In the end, I ended up with UMI-tools (umi_tools dedup) which works well for both genome and transcriptome bams. Now, I would like to replace the UMI extraction and fgbio bam annotation with umi_tools extract, put the UMI to the reads name and modify the duplicate removal. Unfortunately, umi_tools is extremely slow.

Still, I am not sure why picard didn’t remove the duplicates. My guess would be it has something to do with a lot of references in the bam header (one for each isoform ~200k), which is, for some reason, problematic for picard. But that’s just my guess. I didn’t manage to confirm or disprove this. If someone has some ideas please drop me a message.

P.S. A nice summary of UMIs and how to remove them is here at the UMI-tools.

Reference genome patches

I always wondered whether the genome patches (NCBI, Ensembl) are actually useful for something. To be honest, I always used the primary assembly to avoid “problems” with haplotype information (also described by Mark Ziemann here or in this question at Biostars, additional information here by Heng Li) but I have never looked at the patches up until now.

Recently my colleague asked me to locate part of a mRNA isoform which she cannot find in the reference genome (orange part). However, she can find the first part of the sequence (green part) in the reference genome (hg38) and the full length in the reference transcripts.

>mysterious_sequence
TATTTAGCCGCCAAGTTGGATAAAAATCCAAATCAGGTCTCAGAAAGATTCCAGCAGCTAATGAAGCTCTTTGAAAAGTCAAAATGCAGATAAGTT

So I BLASTed the sequence at the NCBI and indeed there is a full match with mRNA isoforms (Figure 1). But if I tried to locate the mysterious orange part in the reference genome I didn’t get anything.

transcripts
Figure 1: BLAST to transcript variants.

Then, I looked a bit lower to other hits and viola – the orange part was successfully BLASTed to p12 HG2121_PATCH patch of the reference genome (Figure 2). At the same time, it gave me a hit to the primary assembly where I can see the same “feature” as she saw initially – orange part of the sequence was missing.

genome
Figure 2: BLAST to the genome patch (top) and primary assembly (bottom).

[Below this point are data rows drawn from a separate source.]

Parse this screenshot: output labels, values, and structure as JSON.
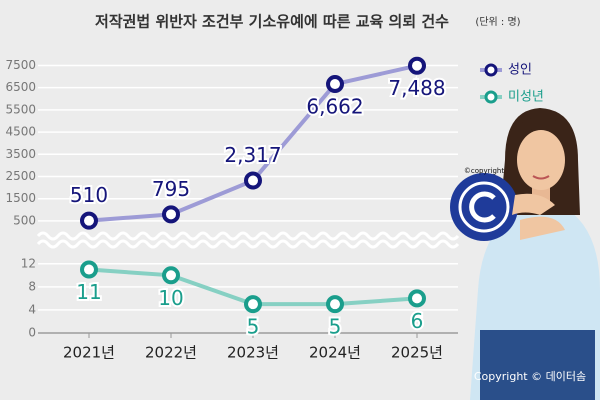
{
  "chart_data": {
    "type": "line",
    "title": "저작권법 위반자 조건부 기소유예에 따른 교육 의뢰 건수",
    "subtitle": "(단위 : 명)",
    "categories": [
      "2021년",
      "2022년",
      "2023년",
      "2024년",
      "2025년"
    ],
    "series": [
      {
        "name": "성인",
        "color": "#15157a",
        "line_color": "#9d9bd6",
        "values": [
          510,
          795,
          2317,
          6662,
          7488
        ],
        "value_labels": [
          "510",
          "795",
          "2,317",
          "6,662",
          "7,488"
        ]
      },
      {
        "name": "미성년",
        "color": "#1a9e8c",
        "line_color": "#86d0c3",
        "axis": "y2",
        "values": [
          11,
          10,
          5,
          5,
          6
        ]
      }
    ],
    "ylim": [
      0,
      7700
    ],
    "yticks": [
      500,
      1500,
      2500,
      3500,
      4500,
      5500,
      6500,
      7500
    ],
    "y2lim": [
      0,
      13
    ],
    "y2ticks": [
      0,
      4,
      8,
      12
    ],
    "grid": true,
    "legend": "top-right",
    "badge_text": "©copyright",
    "credit": "Copyright © 데이터솜"
  }
}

The mystery was solved and I can start to think about including the patches to my favourite reference genome. Of course, I assume there will be a lot of other issues but the good thing is the patches shouldn’t change the chromosome coordinates.

Disclaimer

During the time as I have collected my notes and hints, I always tried to save as much used resource as possible. I am sure I have missed some. If you spot any of your figures, tables or text just let me know and I will add you to the used resources. I am not trying to steal anything from anyone but rather collect some useful information.

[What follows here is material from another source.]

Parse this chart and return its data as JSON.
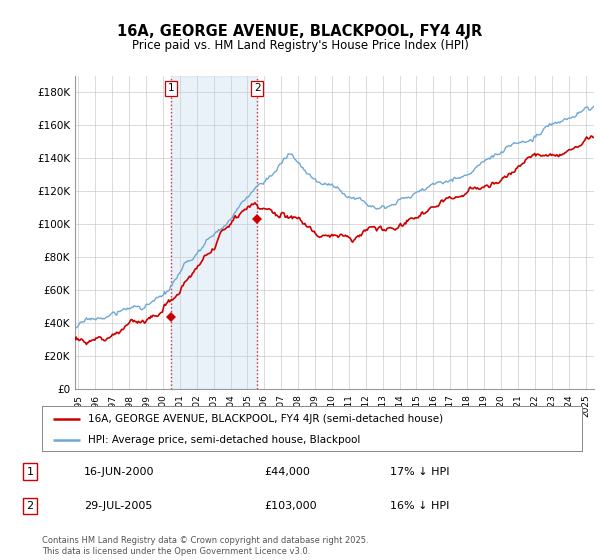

Also, some of the notes and hints I will transfer to this blog might be already outdated. I will try to update them as much as possible but sometimes (but really only sometimes) I am lazy and I will just put the things here as I have them in my beautiful .odt notebook.

The Journey Begins

After a long time storing all my notes and hints in an ugly text file I have decided to give them a nice look and open them for everyone. The blog will contain my notes, ideas, and summaries mainly from bioinformatics which are highly subjective and might not, and probably are not, always correct.

A theory is something nobody believes, except the person who made it. An experiment is something everybody believes, except the person who made it. — Albert Einstein.